Menyesuaikan perjuangan subjek sebagai milik Anda
Suatu kejadian umum dengan tulisan "penderitaan" adalah bahwa pengarangnya menjadi sangat emosional sehingga dia mulai membingungkan atau menyesuaikan "penderitaan" subjek sebagai bagian dari perjuangan pribadinya sendiri. Secara umum, semakin tinggi “taruhan” emosional dari sebuah karya - terutama karya yang berhubungan dengan genosida, kekerasan, kemiskinan, dan masalah sosial mengerikan lainnya - semakin transparan dan eksplisit narator harus membuat hubungannya dengan karakter lain dalam cerita. Seorang narator tidak boleh lupa bahwa dia akan pulang setelah perjalanan, sementara subjeknya akan tetap di sana.

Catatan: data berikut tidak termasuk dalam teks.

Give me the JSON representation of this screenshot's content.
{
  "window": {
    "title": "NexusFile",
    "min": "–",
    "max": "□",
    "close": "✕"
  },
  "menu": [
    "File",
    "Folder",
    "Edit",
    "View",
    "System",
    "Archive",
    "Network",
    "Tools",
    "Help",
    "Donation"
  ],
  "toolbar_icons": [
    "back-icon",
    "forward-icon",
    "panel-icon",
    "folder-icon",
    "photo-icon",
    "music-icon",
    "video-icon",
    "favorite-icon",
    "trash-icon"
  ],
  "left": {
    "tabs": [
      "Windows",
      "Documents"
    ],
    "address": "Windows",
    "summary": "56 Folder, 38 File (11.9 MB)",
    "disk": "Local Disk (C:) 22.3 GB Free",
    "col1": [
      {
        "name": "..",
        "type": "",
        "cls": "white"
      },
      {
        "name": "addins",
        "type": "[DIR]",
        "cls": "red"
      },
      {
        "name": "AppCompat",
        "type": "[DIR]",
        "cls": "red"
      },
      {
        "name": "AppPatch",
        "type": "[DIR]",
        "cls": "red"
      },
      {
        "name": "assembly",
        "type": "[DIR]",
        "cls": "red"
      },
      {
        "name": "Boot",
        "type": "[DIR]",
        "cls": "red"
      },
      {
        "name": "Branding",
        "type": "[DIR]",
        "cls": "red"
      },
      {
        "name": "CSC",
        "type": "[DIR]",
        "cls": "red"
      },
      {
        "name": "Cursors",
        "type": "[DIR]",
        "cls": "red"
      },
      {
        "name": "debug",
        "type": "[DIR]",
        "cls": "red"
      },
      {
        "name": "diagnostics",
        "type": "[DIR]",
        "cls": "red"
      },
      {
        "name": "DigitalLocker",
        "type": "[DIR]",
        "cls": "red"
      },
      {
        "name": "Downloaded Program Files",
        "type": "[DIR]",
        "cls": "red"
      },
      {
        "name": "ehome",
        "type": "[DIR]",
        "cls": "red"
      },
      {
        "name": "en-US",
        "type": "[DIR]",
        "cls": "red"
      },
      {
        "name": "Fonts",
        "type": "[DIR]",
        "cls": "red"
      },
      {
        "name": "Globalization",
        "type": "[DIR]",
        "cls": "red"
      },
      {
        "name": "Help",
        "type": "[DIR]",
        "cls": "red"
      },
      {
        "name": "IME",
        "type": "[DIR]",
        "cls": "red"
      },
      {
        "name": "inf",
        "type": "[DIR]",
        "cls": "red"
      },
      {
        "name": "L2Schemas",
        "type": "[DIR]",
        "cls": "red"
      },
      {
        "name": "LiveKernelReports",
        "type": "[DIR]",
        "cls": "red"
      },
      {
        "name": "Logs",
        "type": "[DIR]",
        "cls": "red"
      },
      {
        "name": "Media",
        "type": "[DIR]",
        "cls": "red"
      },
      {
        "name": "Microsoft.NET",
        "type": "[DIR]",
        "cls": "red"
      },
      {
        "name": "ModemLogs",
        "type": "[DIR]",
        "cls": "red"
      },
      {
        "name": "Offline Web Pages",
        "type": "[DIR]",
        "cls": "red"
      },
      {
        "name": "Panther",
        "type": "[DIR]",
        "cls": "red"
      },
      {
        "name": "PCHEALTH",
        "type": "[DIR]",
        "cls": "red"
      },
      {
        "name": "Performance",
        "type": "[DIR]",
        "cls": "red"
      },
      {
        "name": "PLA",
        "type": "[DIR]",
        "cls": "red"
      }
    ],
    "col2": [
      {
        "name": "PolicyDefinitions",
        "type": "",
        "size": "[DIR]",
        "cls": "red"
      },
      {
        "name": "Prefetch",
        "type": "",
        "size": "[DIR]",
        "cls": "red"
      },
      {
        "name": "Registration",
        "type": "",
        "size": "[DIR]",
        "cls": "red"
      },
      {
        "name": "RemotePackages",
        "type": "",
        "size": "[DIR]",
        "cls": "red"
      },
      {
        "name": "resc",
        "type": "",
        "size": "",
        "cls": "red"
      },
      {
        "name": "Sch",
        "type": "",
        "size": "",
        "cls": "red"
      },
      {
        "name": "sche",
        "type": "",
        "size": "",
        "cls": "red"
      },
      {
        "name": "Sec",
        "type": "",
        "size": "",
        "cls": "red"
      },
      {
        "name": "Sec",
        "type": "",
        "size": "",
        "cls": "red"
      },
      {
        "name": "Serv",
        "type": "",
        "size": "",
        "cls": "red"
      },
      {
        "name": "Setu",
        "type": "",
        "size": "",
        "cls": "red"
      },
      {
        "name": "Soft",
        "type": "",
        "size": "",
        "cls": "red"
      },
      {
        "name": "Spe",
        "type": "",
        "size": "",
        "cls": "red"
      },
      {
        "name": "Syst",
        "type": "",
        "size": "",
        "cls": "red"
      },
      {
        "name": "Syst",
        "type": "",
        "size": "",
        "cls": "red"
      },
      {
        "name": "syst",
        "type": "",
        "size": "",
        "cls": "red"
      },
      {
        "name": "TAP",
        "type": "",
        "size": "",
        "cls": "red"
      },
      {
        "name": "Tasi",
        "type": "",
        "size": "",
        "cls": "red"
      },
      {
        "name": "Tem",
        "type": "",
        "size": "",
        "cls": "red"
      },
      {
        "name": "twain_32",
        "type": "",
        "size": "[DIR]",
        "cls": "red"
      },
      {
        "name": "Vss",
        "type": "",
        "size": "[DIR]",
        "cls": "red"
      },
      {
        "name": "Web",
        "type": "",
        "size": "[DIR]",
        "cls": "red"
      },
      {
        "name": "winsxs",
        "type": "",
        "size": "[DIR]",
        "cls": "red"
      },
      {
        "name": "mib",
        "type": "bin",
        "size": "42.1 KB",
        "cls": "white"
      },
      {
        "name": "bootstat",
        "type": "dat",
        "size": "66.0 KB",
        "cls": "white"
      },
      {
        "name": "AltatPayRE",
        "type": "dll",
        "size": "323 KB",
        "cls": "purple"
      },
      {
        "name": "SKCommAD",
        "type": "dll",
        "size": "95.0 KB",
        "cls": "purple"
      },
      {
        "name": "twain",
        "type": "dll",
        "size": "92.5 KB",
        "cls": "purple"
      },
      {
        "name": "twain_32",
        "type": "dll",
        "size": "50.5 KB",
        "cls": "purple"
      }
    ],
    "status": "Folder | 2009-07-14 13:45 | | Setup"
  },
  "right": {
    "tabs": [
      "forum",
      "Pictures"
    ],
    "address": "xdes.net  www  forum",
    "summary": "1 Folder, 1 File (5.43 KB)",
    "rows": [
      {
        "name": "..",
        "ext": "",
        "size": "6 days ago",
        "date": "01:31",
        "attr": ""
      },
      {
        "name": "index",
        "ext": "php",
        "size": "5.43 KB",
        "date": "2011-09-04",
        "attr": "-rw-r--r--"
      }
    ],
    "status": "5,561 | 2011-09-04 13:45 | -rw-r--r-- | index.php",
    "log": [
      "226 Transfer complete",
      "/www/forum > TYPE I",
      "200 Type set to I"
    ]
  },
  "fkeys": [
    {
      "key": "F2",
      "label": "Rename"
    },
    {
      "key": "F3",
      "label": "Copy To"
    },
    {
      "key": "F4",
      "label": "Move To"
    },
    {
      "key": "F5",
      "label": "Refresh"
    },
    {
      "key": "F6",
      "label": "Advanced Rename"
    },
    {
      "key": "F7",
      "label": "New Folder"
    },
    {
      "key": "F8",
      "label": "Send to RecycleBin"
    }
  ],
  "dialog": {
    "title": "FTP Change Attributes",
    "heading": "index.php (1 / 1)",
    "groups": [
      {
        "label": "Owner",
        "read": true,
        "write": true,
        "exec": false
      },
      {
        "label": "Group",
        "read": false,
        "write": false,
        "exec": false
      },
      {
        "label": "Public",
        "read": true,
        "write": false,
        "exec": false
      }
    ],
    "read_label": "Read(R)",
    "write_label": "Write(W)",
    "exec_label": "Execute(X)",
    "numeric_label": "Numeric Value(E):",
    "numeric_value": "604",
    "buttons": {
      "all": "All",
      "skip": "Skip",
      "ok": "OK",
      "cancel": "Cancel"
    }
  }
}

Ini sebuah contoh. Dalam sebuah artikel tentang menjadi sukarelawan sebagai doula di Afrika, seorang narator menggambarkan adegan yang mengerikan:
Bekerja dengan cepat, ia membuka rahim dan mengeluarkan bayi perempuan yang kepalanya tampak normal meskipun mengalami hidrosefalus. Ada bibir rambut dan bibir sumbing yang mengerikan. Dia dibawa untuk diresusitasi. Semuanya terjadi dalam setengah jam. Pada pagi hari bayi itu sudah mati.
Tetapi hanya beberapa paragraf jauhnya, dia menggambarkan perjalanannya sendiri dengan gaya yang sama:
Pesawat ini memiliki empat baling-baling, ban botak, dan interior rusak parah. Pada penerbangan ini, tidak ada awak kabin. Saat kami meluncur di pesawat Rent-A-Wreck, saya tersenyum dengan berani.
Di sini penulis secara efektif menyandingkan "perjuangan" perjalanannya sendiri di Afrika dengan cobaan berat yang dihadapi oleh wanita lokal, tampaknya memasukkan atau mengacaukan kesulitannya dengan keseluruhan rasa "kesulitan".
Kami akan menindaklanjuti minggu depan dengan pelajaran petikan baru yang mengilustrasikan poin-poin ini lebih lanjut dengan konsep-konsep pathos dan narator yang sadar diri vs mementingkan diri sendiri vs diri sendiri yang meremehkan / mencela diri sendiri. Sementara itu, Anda dapat mempelajari lebih lanjut di program penulisan perjalanan kami di MatadorU.